Os prontuários eletrônicos, disponibilizados em nuvens, são um grande avanço. Eles permitem o acesso de outros médicos em casos clínicos para obter uma segunda opinião, seja na atenção primária, especializada e/ou hospitalar. São prontuários protegidos por ferramentas de segurança e pela LGPD que funcionam com portabilidade, em qualquer lugar que o paciente estiver, seja em clínica, hospital ou consultório, os profissionais de saúde podem acessar o prontuário e o histórico de resultados de exames e consultas.
São muitos os avanços já consolidados: imagem médica avançada (tomógrafos e ressonância magnética de última geração) auxiliando nos diagnósticos, a cirurgia robótica, terapias genéticas e personalizadas e a Impressão 3D (próteses personalizadas), mas jamais podemos dizer que as máquinas substituirão os médicos. Existem algumas especialidades em que a interação com os pacientes é muito forte e, nessa interação, a criatividade nas relações prepondera. Por exemplo, o psiquiatra com os seus pacientes. Essa é uma interação insubstituível, nenhum robô consegue fazer. A tecnologia dará mais tempo para que, no encontro entre médico e seu paciente, haja espaço para uma atenção integral, onde vamos encontrar não só o agravo, a necessidade de saúde da pessoa, mas teremos oportunidade de conhecê-la de maneira integral.

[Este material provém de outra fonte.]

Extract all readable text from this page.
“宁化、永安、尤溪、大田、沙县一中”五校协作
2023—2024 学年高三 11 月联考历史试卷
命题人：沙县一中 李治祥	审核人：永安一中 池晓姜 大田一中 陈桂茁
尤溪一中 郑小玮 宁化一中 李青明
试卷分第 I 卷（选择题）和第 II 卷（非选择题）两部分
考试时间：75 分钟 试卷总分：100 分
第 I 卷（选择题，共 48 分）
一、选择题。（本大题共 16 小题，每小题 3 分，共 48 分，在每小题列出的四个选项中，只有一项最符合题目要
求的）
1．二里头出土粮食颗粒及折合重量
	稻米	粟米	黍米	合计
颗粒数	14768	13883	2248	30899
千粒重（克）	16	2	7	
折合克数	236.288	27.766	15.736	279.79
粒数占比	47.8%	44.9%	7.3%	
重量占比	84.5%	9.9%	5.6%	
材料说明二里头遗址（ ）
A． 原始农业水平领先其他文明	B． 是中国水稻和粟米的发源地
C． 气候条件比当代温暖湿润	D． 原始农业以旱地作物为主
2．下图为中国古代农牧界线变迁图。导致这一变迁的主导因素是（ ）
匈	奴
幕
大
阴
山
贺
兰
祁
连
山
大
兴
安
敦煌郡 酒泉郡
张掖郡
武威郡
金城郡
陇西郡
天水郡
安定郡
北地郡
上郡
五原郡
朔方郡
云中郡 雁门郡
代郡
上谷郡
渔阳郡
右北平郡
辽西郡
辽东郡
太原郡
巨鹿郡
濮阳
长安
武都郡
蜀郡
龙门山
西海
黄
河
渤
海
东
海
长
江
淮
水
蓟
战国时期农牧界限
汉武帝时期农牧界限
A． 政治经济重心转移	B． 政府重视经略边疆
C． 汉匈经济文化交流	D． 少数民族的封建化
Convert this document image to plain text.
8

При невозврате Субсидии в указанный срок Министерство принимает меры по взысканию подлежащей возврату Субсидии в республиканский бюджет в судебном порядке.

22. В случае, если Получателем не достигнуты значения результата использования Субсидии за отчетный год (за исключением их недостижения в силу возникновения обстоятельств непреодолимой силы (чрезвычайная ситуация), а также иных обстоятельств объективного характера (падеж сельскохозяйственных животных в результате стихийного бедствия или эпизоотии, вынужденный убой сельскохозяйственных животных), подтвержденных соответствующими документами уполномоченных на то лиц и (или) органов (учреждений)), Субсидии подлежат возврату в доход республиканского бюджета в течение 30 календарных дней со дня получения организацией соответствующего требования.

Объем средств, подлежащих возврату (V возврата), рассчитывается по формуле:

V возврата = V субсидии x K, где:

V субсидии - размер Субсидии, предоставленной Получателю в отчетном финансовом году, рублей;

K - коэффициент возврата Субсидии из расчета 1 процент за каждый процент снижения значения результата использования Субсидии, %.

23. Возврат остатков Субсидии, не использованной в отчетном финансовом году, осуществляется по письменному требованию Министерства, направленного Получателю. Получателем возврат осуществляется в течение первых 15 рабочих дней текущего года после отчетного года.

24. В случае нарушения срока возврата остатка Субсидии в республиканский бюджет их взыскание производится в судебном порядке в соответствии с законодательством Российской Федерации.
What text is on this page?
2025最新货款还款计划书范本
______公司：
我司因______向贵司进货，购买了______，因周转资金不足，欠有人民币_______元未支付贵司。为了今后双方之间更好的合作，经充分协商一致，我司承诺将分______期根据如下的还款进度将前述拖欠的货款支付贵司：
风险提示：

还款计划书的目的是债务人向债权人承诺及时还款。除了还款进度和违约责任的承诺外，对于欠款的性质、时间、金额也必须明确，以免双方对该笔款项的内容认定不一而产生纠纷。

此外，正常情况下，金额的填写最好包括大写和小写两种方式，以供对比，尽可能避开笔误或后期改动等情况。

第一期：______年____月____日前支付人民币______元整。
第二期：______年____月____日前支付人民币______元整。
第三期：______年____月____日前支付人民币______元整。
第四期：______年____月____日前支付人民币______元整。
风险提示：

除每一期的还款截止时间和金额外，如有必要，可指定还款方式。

Outro exemplo de como a tecnologia na medicina nos apoia é a tomada de decisão baseada em dados. São informações colhidas da população e processados em relatórios analíticos para favorecer decisões de médicos, muito usado na oncologia, por exemplo, para tomada de decisões nos protocolos clínicos de câncer, além de cirurgia geral, cirurgia plástica, ginecologia obstetrícia, cardiologia, entre outros. São áreas que estão muito ligadas a análise de dados. Em algumas especialidades cujo trabalho repetitivo, análise de imagens, a leitura robotizada pode contribuir muito na análise de detalhes e ser bastante assertiva.
É importante falarmos sobre o desenvolvimento da Realidade Virtual e Aumentada, aliadas à área de inteligência artificial, que vem crescendo vertiginosamente em nosso meio. É possível hoje termos pacientes virtuais em ambiente de metaverso que são atendidos por estudantes de medicina, são examinados, auscultam batimentos cardíacos, constroem planos de cuidado. Estas tecnologias precisam estar à serviço da aplicação da prática clínica junto aos estudantes de graduação e pós-graduação em ambientes de simulação de pacientes virtuais no âmbito da aprendizagem sistematizada. Essas práticas garantem maior segurança dos pacientes quando são atendidos por nossos estudantes nos cenários reais de aprendizagem junto ao SUS.
E, por último, e permeando várias das tecnologias já elencadas, não podemos deixar de citar a Inteligência Artificial. O tema é atual, desafiador e é uma grande oportunidade para contarmos nossas vivências, ainda iniciais, mas muito promissoras, nesse campo do conhecimento. O aprendizado acerca das inúmeras aplicações da IA no campo da produção de conhecimento e do cuidado em saúde deverá ser mais uma competência adquirida na graduação. Ao mesmo tempo há que se pensar em políticas públicas inclusivas para que a IA não seja mais uma das tecnologias que reproduzem e aprofundam as diferenças e iniquidades em nossa sociedade.
É nosso papel, como ser humano, destinar a finalidade de todas as tecnologias que serão incorporadas no nosso dia a dia. A aplicação crítica da tecnologia orientada a promoção da qualidade da formação médica, a ampliação da segurança e do acesso das pessoas sob cuidado aos recursos de saúde, conduzem a práticas orientadas na direção da relevância, da responsabilidade social dando espaço/tempo real para o encontro entre cuidador e a pessoa sob seus cuidados.